La visione “algoretica” dell’intelligenza artificiale

Per raggiungere l’obiettivo viene dedicato un intero capitolo all’aspetto educativo e si invita a uno sviluppo di algoritmi che fin dall’inizio abbiano una visione “algoretica”, termine coniato da Paolo Benanti nel 2017 e citato da Giorgia Meloni, primo leader mondiale a farlo, all’assemblea delle Nazioni unite del settembre scorso.

Ogni tentativo legislativo di questi ultimi mesi prende spunto dai principi contenuti in questo documento.

Uno degli aspetti più significativi è che, se da un lato oggi si iniziano a vendere sistemi che hanno lo scopo di identificare testi e documenti preparati dall’intelligenza artificiale così da punire i ragazzi che le usano, questo testo non invita in alcun punto a metterle al bando o a vietarne l’uso per qualche categoria di persone ma quello che chiede è un impegno per un suo uso responsabile.

Se è indubbiamente vero che la maggior parte di noi non ha la possibilità di incidere sullo sviluppo di questi algoritmi, è d’altra parte vero allo stesso modo che invece tutti possiamo lavorare ad un loro utilizzo che non atrofizzi il nostro pensiero ma lo esalti.

Un’intelligenza artificiale al servizio della persona

Cosa vuol dire per un insegnante o un genitore di ragazzi adolescenti? Che l’intelligenza artificiale sia al servizio della persona e dell’umanità vuol dire non starci di fronte acriticamente accettando come “fatto indubbiamente vero” ciò che ci dice.

Perché non sfidare i ragazzi ad analizzare un testo su un contenuto che conoscono e che sia stato generato da ChatGpt chiedendo loro di commentarlo, correggerlo e amplificarne i contenuti in base a ciò che hanno studiato?
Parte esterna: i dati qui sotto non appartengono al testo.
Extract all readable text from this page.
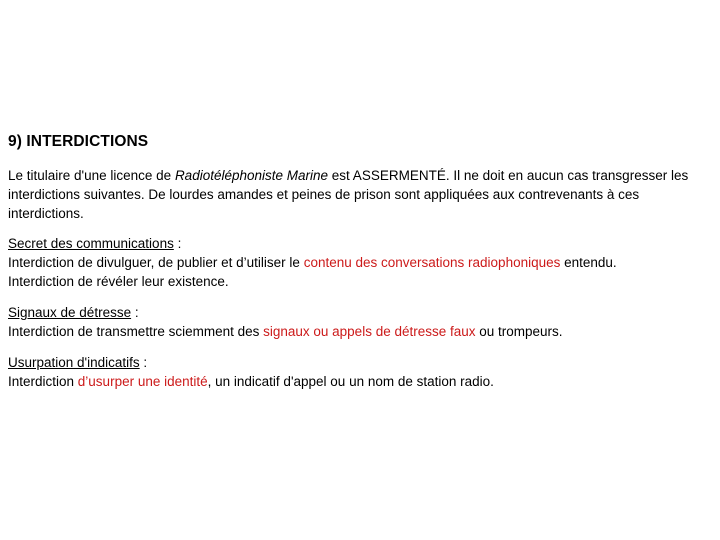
9) INTERDICTIONS
Le titulaire d'une licence de Radiotéléphoniste Marine est ASSERMENTÉ. Il ne doit en aucun cas transgresser les interdictions suivantes. De lourdes amandes et peines de prison sont appliquées aux contrevenants à ces interdictions.
Secret des communications :
Interdiction de divulguer, de publier et d’utiliser le contenu des conversations radiophoniques entendu.
Interdiction de révéler leur existence.
Signaux de détresse :
Interdiction de transmettre sciemment des signaux ou appels de détresse faux ou trompeurs.
Usurpation d'indicatifs :
Interdiction d’usurper une identité, un indicatif d'appel ou un nom de station radio.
Perché non usare l’intelligenza artificiale in modo cauto e “guidato” da noi adulti per aiutare nell’apprendimento? Perché non far ragionare i più giovani su questi temi e sull’effetto che hanno su di loro?

Paolo Benanti in un suo recente articolo pone una interessante riflessione sugli effetti che l’intelligenza artificiale avrà sul mercato del lavoro: acquistare oggi una calcolatrice che sappia fare la radice quadrata costa 1€, acquistare un braccio meccanico robotico che sappia aprire una porta costa invece centinaia di migliaia di euro. Le competenze per calcolare la radice quadrata di un numero si apprendono durante le scuole medie, quelle per aprire una porta fin dai primissimi anni di vita.
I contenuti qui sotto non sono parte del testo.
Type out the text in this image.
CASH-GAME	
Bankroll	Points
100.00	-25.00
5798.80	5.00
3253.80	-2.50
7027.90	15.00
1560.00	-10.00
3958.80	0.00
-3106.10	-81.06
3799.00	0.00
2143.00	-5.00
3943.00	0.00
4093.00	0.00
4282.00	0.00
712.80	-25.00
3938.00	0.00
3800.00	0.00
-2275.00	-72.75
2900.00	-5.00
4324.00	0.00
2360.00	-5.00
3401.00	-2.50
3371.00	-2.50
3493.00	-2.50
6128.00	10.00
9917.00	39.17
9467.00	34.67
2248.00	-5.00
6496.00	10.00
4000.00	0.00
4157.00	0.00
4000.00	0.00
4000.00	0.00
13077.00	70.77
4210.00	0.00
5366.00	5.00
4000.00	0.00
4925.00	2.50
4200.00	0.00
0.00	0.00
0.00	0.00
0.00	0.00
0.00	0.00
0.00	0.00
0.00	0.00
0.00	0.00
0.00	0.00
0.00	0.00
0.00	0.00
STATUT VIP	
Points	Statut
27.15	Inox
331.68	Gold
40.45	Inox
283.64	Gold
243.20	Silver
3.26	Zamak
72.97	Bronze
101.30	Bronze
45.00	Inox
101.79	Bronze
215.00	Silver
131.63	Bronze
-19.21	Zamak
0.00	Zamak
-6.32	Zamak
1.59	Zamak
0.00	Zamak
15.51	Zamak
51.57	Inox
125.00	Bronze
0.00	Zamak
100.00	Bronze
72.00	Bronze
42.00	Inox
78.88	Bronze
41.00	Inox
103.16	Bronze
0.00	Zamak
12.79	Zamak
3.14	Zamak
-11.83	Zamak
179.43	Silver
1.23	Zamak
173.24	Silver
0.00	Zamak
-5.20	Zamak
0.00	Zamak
L’impatto dell’Ai sul lavoro e l’Artificial Intelligence Act

Diversamente dalla rivoluzione industriale di fine Ottocento con cui viene impropriamente paragonata, l’intelligenza artificiale impatta e impatterà i lavori ad alto livello cognitivo: giornalisti, scrittori, artisti, ingegneri, medici, economisti, avvocati, psicologi, ricercatori, insegnanti.

Come si fa, per rispondere al terzo punto della Rome Call, a svilupparla in un modo che eviti la graduale sostituzione delle persone nei luoghi di lavoro quando, per propria natura, sembra inevitabile lo faccia?
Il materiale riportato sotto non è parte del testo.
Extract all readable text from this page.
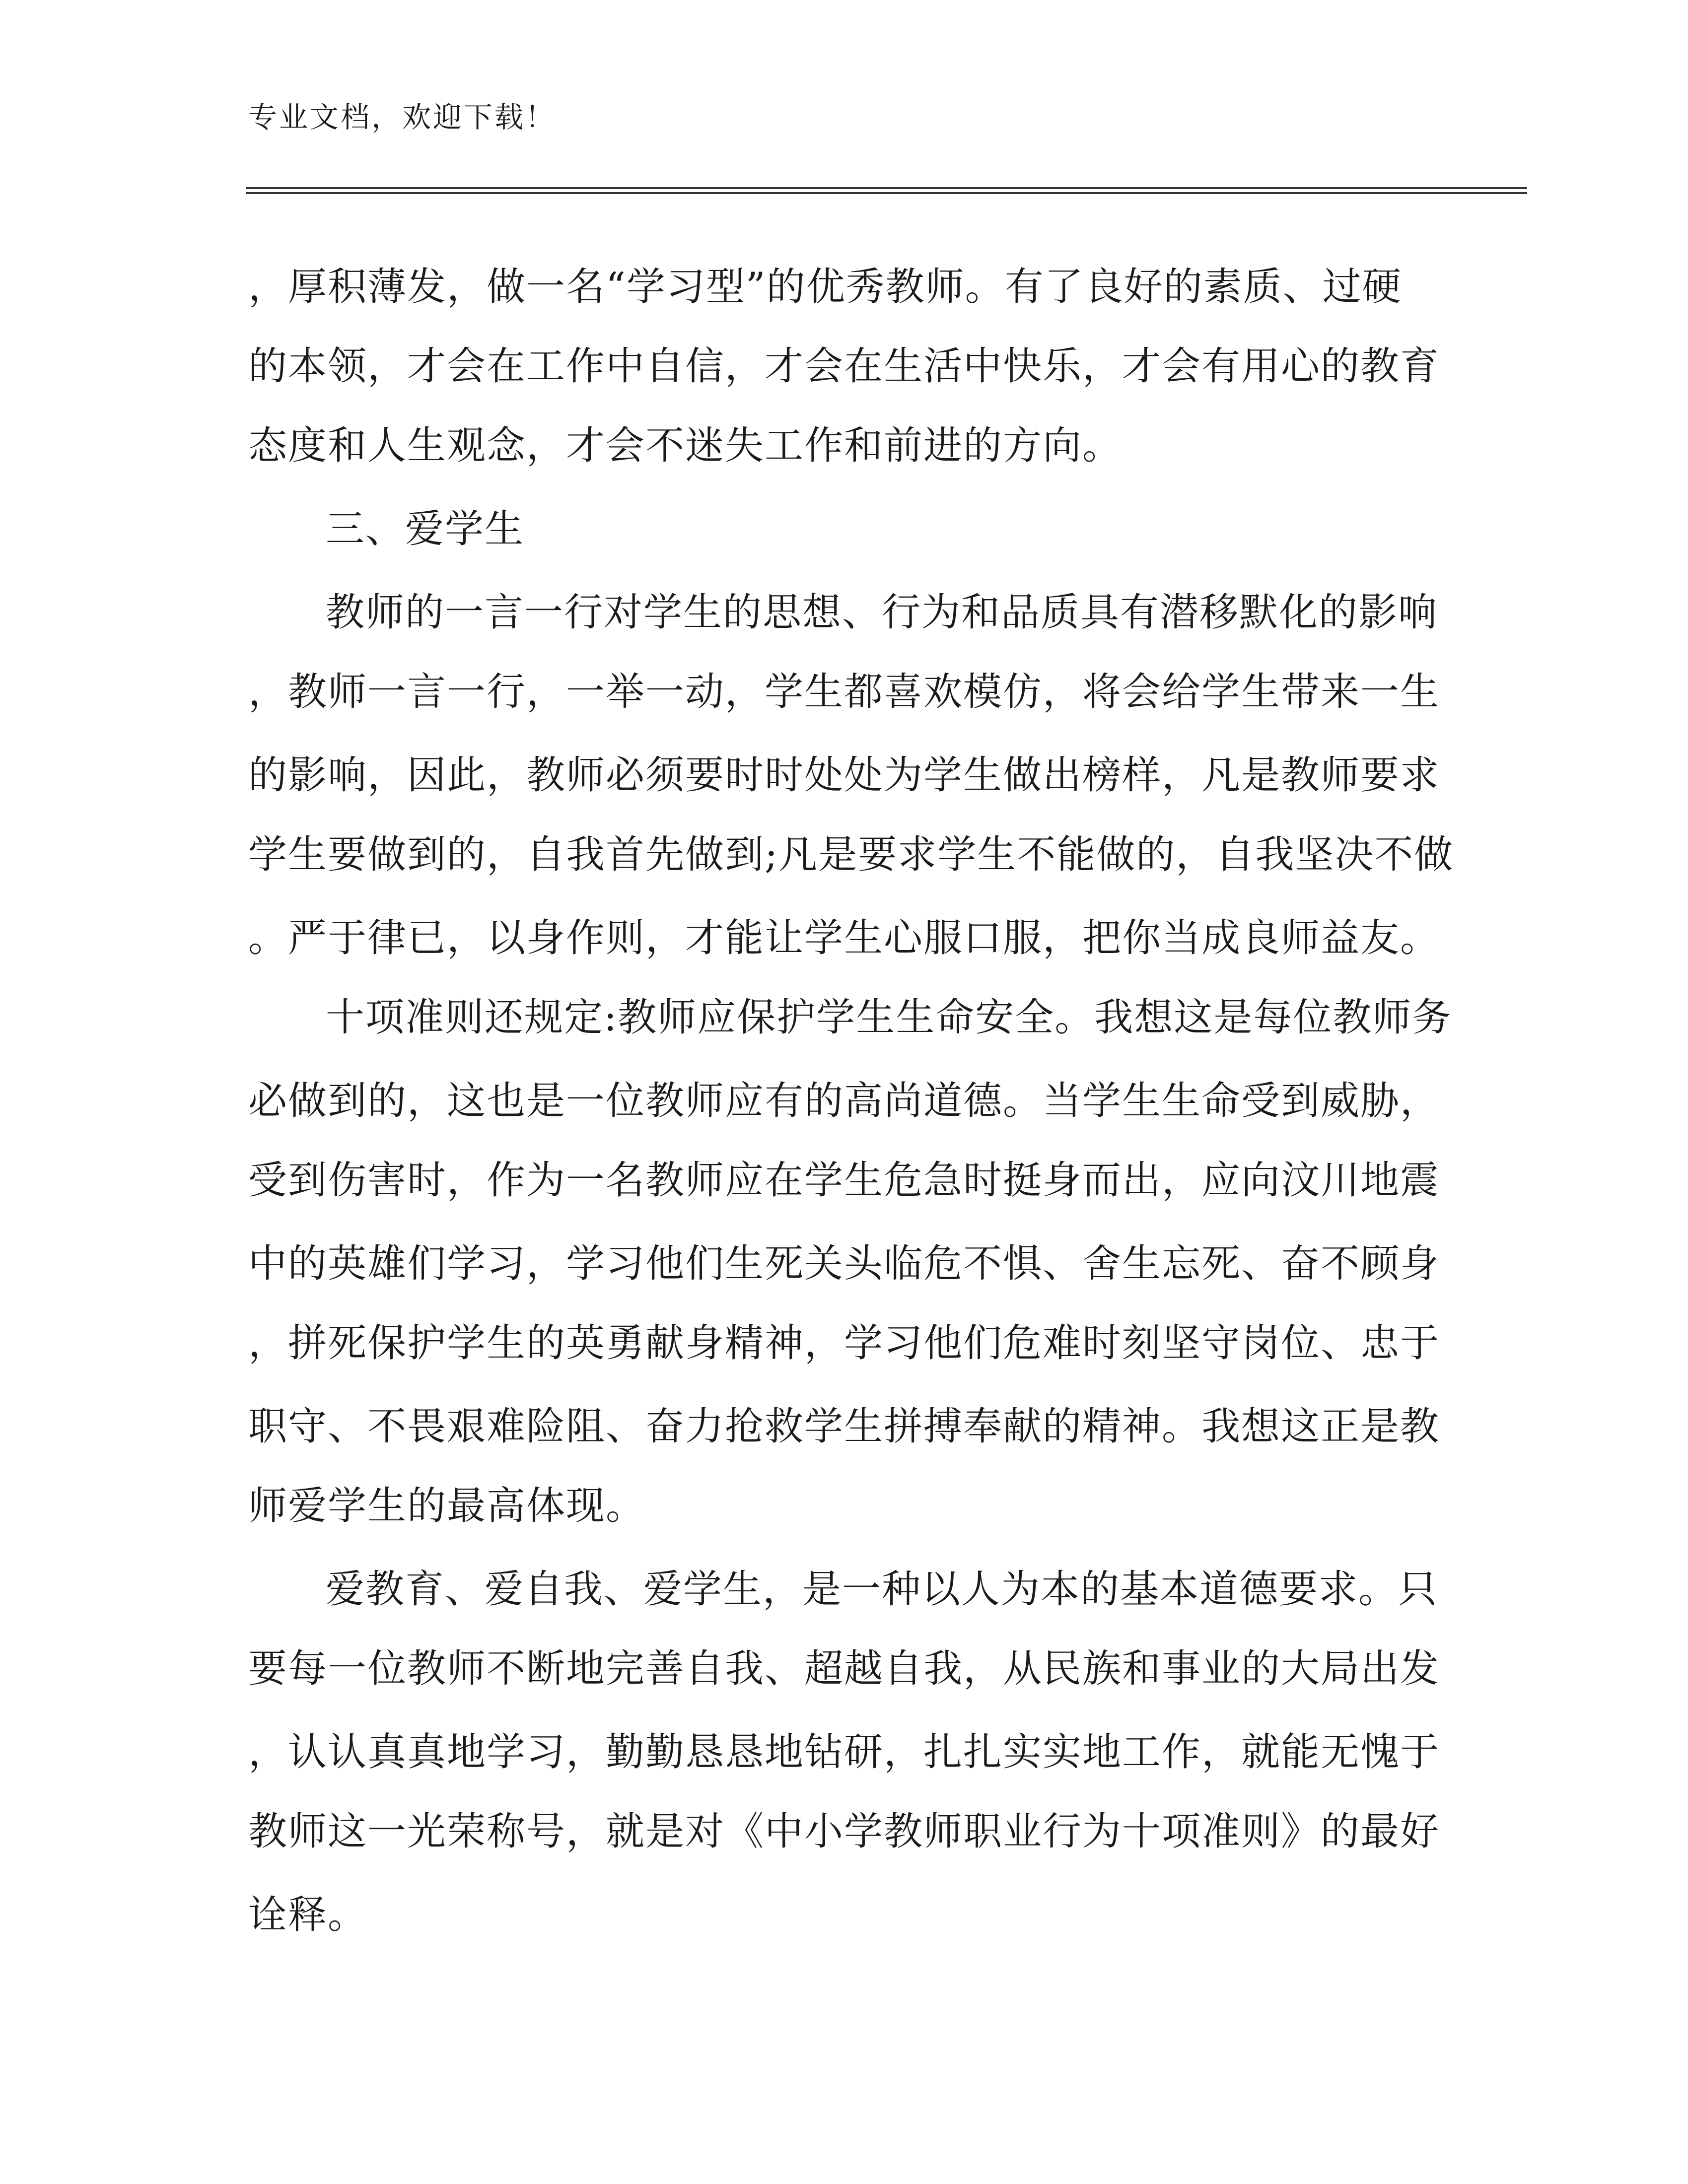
专业文档，欢迎下载！
，厚积薄发，做一名“学习型”的优秀教师。有了良好的素质、过硬
的本领，才会在工作中自信，才会在生活中快乐，才会有用心的教育
态度和人生观念，才会不迷失工作和前进的方向。
三、爱学生
教师的一言一行对学生的思想、行为和品质具有潜移默化的影响
，教师一言一行，一举一动，学生都喜欢模仿，将会给学生带来一生
的影响，因此，教师必须要时时处处为学生做出榜样，凡是教师要求
学生要做到的，自我首先做到;凡是要求学生不能做的，自我坚决不做
。严于律已，以身作则，才能让学生心服口服，把你当成良师益友。
十项准则还规定:教师应保护学生生命安全。我想这是每位教师务
必做到的，这也是一位教师应有的高尚道德。当学生生命受到威胁，
受到伤害时，作为一名教师应在学生危急时挺身而出，应向汶川地震
中的英雄们学习，学习他们生死关头临危不惧、舍生忘死、奋不顾身
，拼死保护学生的英勇献身精神，学习他们危难时刻坚守岗位、忠于
职守、不畏艰难险阻、奋力抢救学生拼搏奉献的精神。我想这正是教
师爱学生的最高体现。
爱教育、爱自我、爱学生，是一种以人为本的基本道德要求。只
要每一位教师不断地完善自我、超越自我，从民族和事业的大局出发
，认认真真地学习，勤勤恳恳地钻研，扎扎实实地工作，就能无愧于
教师这一光荣称号，就是对《中小学教师职业行为十项准则》的最好
诠释。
Se è indubbiamente vero e urgente che i paesi devono rapidamente arrivare a una sua regolamentazione internazionalmente valida il più velocemente possibile (e l’annuncio dell’accordo politico sull’Artificial Intelligence Act, la bozza di legge europea per regolare il settore dell’intelligenza artificiale, è un passo in questa direzione), è altrettanto vero che tutti possiamo lavorare per esaltare i due aspetti che continueranno a differenziare l’uomo dalle macchine: lo sviluppo di un pensiero critico e creativo che non si limiti ad accettare acriticamente ciò che gli viene detto ed ambisca al bene della società, e quello di competenze relazionali che mettano insieme le persone e non le allontanino.

Henry Ford scriveva che «ritrovarsi insieme è un inizio, restare insieme è un progresso, lavorare insieme è un successo». Ciò che è in grado di costruire un gruppo di persone capace di lavorare insieme è e resterà più della somma dei singoli talenti e delle singole conoscenze, anche di quelle di una macchina.